Obviously, those previous owners lied. Forked-tongue demons of the most motivated variety they were, because He Barks. Oh, how he barks. It’s not the kind of thing you forget, like “does he scratch his ears” or “drag his butt,” the sort of intermittent thing you might forget about upon questioning because of its rarity. It’s that high pitched, ear splitting staccato bark, and once he gets worked up, he can’t stop himself. “Yip! Yipyip! YIPYIPYIPYYYYYIIIIPPPPIPPPPPYYYYIIIIP!” My four year old, who isn’t old enough to have heard the figure of speech, covered her ears and told me that he was hurting her eardrums. And she was right. It’s as loud and piercing as that annoying Tatiana from American Idol, and she makes me want to poke my tympanae out.
He barks at my husband.
He barks at visitors.
He barks at men, all men.
And noises, and birds, and reflections and shadows and food and leashes and coffee tables and cats.
He squeezed through the slats in our fence (off to the hardware store!) and ran up to the neighbors in their own yard, and barked at them.
I consulted a trainer today for some much needed guidance.

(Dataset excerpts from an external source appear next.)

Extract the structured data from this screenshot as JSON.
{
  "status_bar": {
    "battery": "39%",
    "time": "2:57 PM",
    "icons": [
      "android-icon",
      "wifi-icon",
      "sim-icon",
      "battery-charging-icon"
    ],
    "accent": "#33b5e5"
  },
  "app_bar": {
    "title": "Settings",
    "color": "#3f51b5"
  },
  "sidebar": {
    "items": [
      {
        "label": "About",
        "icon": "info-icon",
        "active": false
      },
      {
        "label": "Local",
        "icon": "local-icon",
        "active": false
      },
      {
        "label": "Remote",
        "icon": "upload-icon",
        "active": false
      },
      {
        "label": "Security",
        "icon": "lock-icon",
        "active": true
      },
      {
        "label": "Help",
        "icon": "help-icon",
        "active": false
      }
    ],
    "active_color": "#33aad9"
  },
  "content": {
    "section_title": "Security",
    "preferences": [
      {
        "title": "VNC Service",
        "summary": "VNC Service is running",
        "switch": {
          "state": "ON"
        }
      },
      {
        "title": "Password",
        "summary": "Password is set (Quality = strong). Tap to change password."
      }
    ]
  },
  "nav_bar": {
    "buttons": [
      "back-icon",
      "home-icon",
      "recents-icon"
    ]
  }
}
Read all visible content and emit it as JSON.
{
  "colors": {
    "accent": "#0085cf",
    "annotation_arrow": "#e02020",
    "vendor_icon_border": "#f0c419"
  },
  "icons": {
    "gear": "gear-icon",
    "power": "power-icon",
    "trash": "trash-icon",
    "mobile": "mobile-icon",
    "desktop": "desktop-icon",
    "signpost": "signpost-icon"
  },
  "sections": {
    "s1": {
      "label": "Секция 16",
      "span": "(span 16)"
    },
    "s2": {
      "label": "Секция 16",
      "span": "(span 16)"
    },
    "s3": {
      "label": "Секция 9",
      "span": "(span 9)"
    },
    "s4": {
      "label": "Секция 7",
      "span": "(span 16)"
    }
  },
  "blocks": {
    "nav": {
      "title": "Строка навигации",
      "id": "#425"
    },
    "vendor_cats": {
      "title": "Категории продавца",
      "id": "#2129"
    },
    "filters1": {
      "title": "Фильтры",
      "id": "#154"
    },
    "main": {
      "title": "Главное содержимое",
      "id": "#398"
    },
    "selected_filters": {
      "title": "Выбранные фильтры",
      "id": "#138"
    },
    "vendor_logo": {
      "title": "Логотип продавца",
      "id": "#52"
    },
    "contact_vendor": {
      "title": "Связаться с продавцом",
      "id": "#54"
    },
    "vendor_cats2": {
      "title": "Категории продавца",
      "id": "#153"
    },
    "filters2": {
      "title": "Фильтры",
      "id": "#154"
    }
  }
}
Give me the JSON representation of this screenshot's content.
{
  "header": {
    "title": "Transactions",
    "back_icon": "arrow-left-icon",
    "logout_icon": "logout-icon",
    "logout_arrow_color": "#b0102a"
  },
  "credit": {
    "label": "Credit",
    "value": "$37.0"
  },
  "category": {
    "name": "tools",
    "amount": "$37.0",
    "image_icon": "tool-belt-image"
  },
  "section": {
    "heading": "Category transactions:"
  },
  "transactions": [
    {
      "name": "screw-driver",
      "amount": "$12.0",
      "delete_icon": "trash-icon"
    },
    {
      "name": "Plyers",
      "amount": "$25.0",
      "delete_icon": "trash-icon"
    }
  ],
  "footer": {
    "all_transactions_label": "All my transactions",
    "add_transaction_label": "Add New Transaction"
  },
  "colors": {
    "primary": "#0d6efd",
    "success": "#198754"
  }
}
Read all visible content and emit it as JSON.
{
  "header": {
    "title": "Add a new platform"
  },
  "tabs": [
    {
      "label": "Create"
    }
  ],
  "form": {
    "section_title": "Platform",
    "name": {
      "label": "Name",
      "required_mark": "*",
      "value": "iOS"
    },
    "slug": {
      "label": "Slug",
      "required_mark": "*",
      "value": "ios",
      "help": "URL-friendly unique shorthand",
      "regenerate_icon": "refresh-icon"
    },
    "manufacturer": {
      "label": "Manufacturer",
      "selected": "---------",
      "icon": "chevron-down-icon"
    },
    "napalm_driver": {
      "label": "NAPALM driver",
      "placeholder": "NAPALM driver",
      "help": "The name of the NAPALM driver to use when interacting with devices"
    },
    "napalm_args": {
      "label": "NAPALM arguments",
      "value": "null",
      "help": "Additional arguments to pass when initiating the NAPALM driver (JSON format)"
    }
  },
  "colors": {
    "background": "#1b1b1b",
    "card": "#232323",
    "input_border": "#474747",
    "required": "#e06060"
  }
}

Skippy is a wild man, lacking in any and all discipline, and I need to know if I stand a chance of turning him into a respectable citizen, or if he is a lost cause. I haven’t ever given up on an animal, not yet in my life, but he is quite unlike any of the previous charity cases to land on my doorstep. Smaller, for starters. And exponentially louder.
The trainer listened to my concerns, and brought her dog out for a test. Skippy went nuts, of course. The trainer squirted him in the face with a water bottle (she called it ‘blessing the dog’, an apropos euphemism for a lapsed Catholic like me.) He stopped, at least for a minute. She told me after a brief evaluation if I was willing to do *insert long list of strenuous disciplinary activities*, I stood a good chance of whipping him into shape in six months or so.
Six months? Shall I be praying to St. Francis or St. Jude?
I found a water bottle at home, and I’ve found religion. There’s been a whole lotta blessings going on in the house tonight, let me tell you. Hallelujah. So far it’s helping, but only time will tell if this baptismal bacchanalia is the start of a true conversion or mere false prophecy. Worst case scenario: my neighbor, an elderly lady who was made for dogs like this, is in love with him despite the yipping (I think she’s hard of hearing) and should things get dire, should blessings fail and Skippy stand perched over a smoking abyss, she has offered her loving bosom as an alternative to damnation.